Sunday, March 18, 2018

Write an introduction explaining the meaning of race. The whole paper is going to be about black American women.

Most experts would agree that race, as both a social and scientific construct, developed in the eighteenth-century during the Enlightenment. If you wish to explain the development of the idea of race and how it led to racism, I would strongly urge you to start with certain Enlightenment thinkers, particularly Immanuel Kant and David Hume, who believed that phenotypical differences in race (i.e., the traits of dark skin, curly hair, wider noses, and thicker lips) were signs of mental inferiority. In the United States, Thomas Jefferson usurped some of these ideas when writing "Notes from Virginia." In this tract, he claimed that, while the indigenous people of North America could be assimilated to accept Western values, Africans were inherently incapable of being civilized.
In the 1690s, race became the primary indicator of who would be considered a free person in the American colonies.
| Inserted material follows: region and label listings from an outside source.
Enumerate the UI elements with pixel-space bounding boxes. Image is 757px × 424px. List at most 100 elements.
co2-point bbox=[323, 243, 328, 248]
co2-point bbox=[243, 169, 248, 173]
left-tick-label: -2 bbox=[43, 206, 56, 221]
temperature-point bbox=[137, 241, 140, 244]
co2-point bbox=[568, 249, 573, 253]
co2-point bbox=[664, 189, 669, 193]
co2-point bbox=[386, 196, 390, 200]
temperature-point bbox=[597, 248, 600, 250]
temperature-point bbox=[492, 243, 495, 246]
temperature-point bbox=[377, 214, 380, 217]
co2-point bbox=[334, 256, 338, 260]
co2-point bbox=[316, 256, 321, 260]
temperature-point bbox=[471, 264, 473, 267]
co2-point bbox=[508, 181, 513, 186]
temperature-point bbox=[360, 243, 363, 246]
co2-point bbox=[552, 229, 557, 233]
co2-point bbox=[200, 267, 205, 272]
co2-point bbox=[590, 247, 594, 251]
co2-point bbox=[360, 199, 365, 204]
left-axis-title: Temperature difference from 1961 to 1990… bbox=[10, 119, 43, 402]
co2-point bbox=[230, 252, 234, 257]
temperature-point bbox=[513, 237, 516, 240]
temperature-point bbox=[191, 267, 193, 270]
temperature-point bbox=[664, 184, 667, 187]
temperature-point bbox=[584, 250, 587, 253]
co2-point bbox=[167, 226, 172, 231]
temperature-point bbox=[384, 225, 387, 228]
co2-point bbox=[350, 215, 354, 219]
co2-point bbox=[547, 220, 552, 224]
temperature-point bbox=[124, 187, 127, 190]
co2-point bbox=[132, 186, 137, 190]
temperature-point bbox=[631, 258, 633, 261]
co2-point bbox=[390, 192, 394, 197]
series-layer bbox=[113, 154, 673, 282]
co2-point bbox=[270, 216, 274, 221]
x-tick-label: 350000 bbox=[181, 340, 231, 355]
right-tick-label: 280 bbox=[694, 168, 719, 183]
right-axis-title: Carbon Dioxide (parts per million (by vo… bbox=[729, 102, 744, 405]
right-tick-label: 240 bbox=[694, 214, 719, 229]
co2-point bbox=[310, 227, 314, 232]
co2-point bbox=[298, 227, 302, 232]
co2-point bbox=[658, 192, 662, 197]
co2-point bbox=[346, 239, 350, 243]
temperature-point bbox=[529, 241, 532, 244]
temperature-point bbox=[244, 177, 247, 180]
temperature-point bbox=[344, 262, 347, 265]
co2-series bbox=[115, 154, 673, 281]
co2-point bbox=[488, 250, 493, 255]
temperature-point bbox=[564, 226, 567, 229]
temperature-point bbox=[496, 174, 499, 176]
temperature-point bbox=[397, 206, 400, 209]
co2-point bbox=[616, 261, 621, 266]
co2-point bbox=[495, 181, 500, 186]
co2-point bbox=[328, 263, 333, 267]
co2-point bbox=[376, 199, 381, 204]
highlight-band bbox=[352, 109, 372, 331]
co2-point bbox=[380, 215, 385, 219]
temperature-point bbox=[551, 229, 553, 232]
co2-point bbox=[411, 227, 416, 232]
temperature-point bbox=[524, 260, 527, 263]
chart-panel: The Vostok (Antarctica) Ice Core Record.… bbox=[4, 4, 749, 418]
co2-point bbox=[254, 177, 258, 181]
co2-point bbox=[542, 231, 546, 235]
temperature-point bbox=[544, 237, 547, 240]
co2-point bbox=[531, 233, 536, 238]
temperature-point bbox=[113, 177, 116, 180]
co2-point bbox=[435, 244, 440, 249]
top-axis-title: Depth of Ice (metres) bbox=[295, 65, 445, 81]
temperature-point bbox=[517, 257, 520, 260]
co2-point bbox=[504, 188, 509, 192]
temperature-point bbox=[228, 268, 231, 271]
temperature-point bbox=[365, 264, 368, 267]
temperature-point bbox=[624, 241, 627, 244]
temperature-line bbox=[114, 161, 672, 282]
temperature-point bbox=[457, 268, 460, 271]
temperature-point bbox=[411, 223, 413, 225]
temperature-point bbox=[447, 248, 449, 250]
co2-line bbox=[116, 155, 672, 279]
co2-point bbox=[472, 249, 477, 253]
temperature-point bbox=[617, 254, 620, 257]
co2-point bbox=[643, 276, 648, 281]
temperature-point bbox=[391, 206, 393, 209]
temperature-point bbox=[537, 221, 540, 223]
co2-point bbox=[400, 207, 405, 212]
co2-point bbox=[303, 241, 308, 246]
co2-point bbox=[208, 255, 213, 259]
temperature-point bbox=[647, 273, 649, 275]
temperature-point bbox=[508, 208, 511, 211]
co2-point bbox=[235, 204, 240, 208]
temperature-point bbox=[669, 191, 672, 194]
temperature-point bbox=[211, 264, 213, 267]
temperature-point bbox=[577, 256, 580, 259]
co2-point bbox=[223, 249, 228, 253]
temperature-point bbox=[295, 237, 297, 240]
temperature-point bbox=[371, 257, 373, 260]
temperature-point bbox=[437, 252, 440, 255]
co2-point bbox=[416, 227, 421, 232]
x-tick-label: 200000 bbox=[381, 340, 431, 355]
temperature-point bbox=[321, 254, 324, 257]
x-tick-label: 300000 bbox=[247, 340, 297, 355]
Race meant that free black people could not testify against whites in court. Race meant that enslaved blacks could not own property or even reap the rewards of their own labor. I mention this last point because some enslaved blacks had special skills, such as carpentry or blacksmithing. Their masters would sell their services, usually in towns, and reap the profits.
For black women, specifically, race meant the children they bore did not belong to them. The status of the child—that is, whether he or she was born free or a slave—was determined by the mother. This is why the offspring of slave owners were also very frequently considered enslaved persons. Black women could not choose their sexual partners or husbands freely. Though there were wedding ceremonies on plantations (i.e., jumping the broom) they were not recognized by law. Therefore, a black woman who considered herself to be married, could still be forced to have sex with a white man against her will. She was most likely to be raped or taken into concubinage by a slave master or an overseer—someone on her plantation who exacted authority over her.
As Sojourner Truth pointed out in her famous speech delivered at the Women's Convention in Akron, Ohio in 1851, race excluded black women from notions of femininity that both protected and subordinated white women. Black women, very often, were expected to perform arduous field labor, just like black men. However, they were also subjected to sexual abuse and were denied rights over their own children, who were often sold away from them like livestock. More fortunate black female slaves worked in the plantation house as domestics. However, they were not only given the responsibilities of cooking and cleaning, but also serving as wet nurses and nannies to white children.
Thus, race subjected black women to all of the vulnerabilities that have confronted women throughout history, but their race denied them all of the deference shown to white women. It is important, too, that white slave mistresses did not usually identify with or sympathize with black women, and they often tolerated their husbands', fathers', and brothers' sexual violation of black women.